7. A. Tumor with round nuclei and stippled chromatin (salt and pepper pattern) is likely carcinoid, as further supported by expression of chromogranin, a neuroendocrine marker. Diffuse type adenocarcinoma has thickening of gastric wall without discrete mass and signet ring cells in the stroma. Helicobacter gastritis has lymphoplasmacytic infiltration, neutrophilic infiltration and glandular atrophy and helicobacter identified by special stains. Intestinal type adenocarcinoma has discrete mass and irregular glands lined by atypical cells. Small cell carcinoma is a poorly differentiated neuroendocrine tumor with sheets of cells with scant cytoplasm, regardless of the location.

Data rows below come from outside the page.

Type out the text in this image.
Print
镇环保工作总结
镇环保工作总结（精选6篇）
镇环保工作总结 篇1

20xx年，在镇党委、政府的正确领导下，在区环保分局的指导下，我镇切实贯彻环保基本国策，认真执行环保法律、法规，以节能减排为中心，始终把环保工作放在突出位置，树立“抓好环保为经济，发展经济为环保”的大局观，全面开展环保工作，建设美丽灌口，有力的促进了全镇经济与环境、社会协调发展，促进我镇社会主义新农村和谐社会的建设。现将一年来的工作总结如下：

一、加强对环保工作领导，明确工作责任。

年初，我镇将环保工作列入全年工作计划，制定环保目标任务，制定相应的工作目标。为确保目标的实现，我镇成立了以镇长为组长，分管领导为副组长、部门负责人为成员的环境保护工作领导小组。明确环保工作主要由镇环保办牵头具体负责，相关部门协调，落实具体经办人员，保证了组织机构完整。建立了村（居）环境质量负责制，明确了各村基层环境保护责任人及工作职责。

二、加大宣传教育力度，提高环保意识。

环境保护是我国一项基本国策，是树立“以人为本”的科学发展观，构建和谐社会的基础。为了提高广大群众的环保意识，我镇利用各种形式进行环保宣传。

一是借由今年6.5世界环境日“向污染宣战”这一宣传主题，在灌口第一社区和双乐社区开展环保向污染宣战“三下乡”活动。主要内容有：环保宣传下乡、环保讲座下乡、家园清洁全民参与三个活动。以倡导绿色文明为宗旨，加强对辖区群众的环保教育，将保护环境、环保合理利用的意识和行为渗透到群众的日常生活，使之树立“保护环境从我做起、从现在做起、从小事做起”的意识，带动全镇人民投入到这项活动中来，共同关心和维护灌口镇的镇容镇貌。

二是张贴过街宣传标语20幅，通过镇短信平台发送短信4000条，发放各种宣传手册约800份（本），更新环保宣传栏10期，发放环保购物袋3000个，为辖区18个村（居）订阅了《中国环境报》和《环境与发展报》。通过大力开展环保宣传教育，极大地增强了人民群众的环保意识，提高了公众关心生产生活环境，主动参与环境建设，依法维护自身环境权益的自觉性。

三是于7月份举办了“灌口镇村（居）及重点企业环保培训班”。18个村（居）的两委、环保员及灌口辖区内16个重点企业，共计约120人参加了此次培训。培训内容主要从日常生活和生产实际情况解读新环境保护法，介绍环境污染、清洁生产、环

8. B. Gastric spindle cell neoplasms with positive reactivity to CD34 is most likely gastrointestinal stromal tumor. Chronic gastritis with smooth muscle proliferation, leiomyoma and leiomyosarcoma are usually negative for CD34. Intestinal type adenocarcinoma has discrete mass and irregular glands lined by atypical cells.

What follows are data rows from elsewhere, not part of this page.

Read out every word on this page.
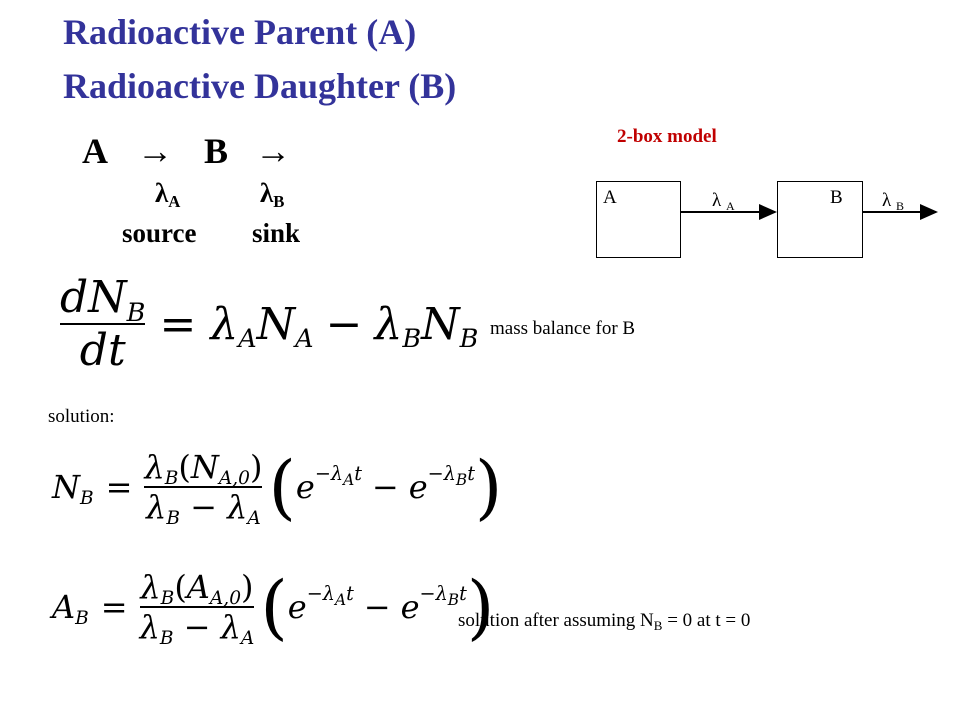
Radioactive Parent (A)
Radioactive Daughter (B)
A → B →
λA	λB
source sink
2-box model
A	B
λ A	λ B
$\frac{dN_B}{dt} = \lambda_AN_A - \lambda_BN_B$ mass balance for B
solution:
$N_B = \frac{\lambda_B(N_{A,0})}{\lambda_B - \lambda_A}$ ( $e^{-\lambda_At} - e^{-\lambda_Bt}$ )
$A_B = \frac{\lambda_B(A_{A,0})}{\lambda_B - \lambda_A}$ ( $e^{-\lambda_At} - e^{-\lambda_Bt}$ )
solution after assuming $N_B = 0$ at t = 0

9. D. C-KIT mutation is seen in gastrointestinal stromal tumor. APC and beta-catenin abnormalities may be seen in intestinal type adenocarcinoma and colon cancers.Mutation of CDH1 and subsequent loss of E-cadherin is seen in diffuse type adenocarcinoma. Her2 amplification can be seen in various neoplasms, including breast cancer, endometrial serous carcinoma and many others.

10. C. Gastric mass composed of clonal B cells (light chain restriction) with negative CD5 and CD10 reactivity is consistent with MALToma. This patient has helicobacter infection, as suggested by positive carbon 13/14 urea breath test. Autoimmune gastritis has diffuse lymphoplasmacytic infiltration, intestinal metaplasia and glandular atrophy, in stomach fundus and body. Diffuse large B cell lymphoma has marked cytological atypia. Peptic ulcer has sharp edge without induration or atypical glands or lymphocytes. All carcinomas, including poorly differentiated carcinomas, are usually negative for CD20 and CD45, regardless of the location.

11. C. Helicobacter gastritis is a risk factor for intestinal type adenocarcinoma and MALToma, etc. Androgen is a risk factor for prostate hyperplasia and cancer. Autoantibody against parietal cells causes autoimmune gastritis and may be associated with intestinal type adenocarcinoma. Hypergastrinemia and NSAID are associated with peptic ulcer and various gastritis.

12. B. See discussion of question 10. Zollinger-Ellison syndrome has tumor cells that produce gastrin, but not express CD20. It usually causes multiple peptic ulcers, not neoplastic ulcers.

13. C. Diffuse large B cell lymphoma of stomach may be associated with helicobacters, probably through transformation of MALToma. There is no known associations between gastric diffuse large B cell lymphoma and COPD, diabetes, hypergastrinemia or hypertension.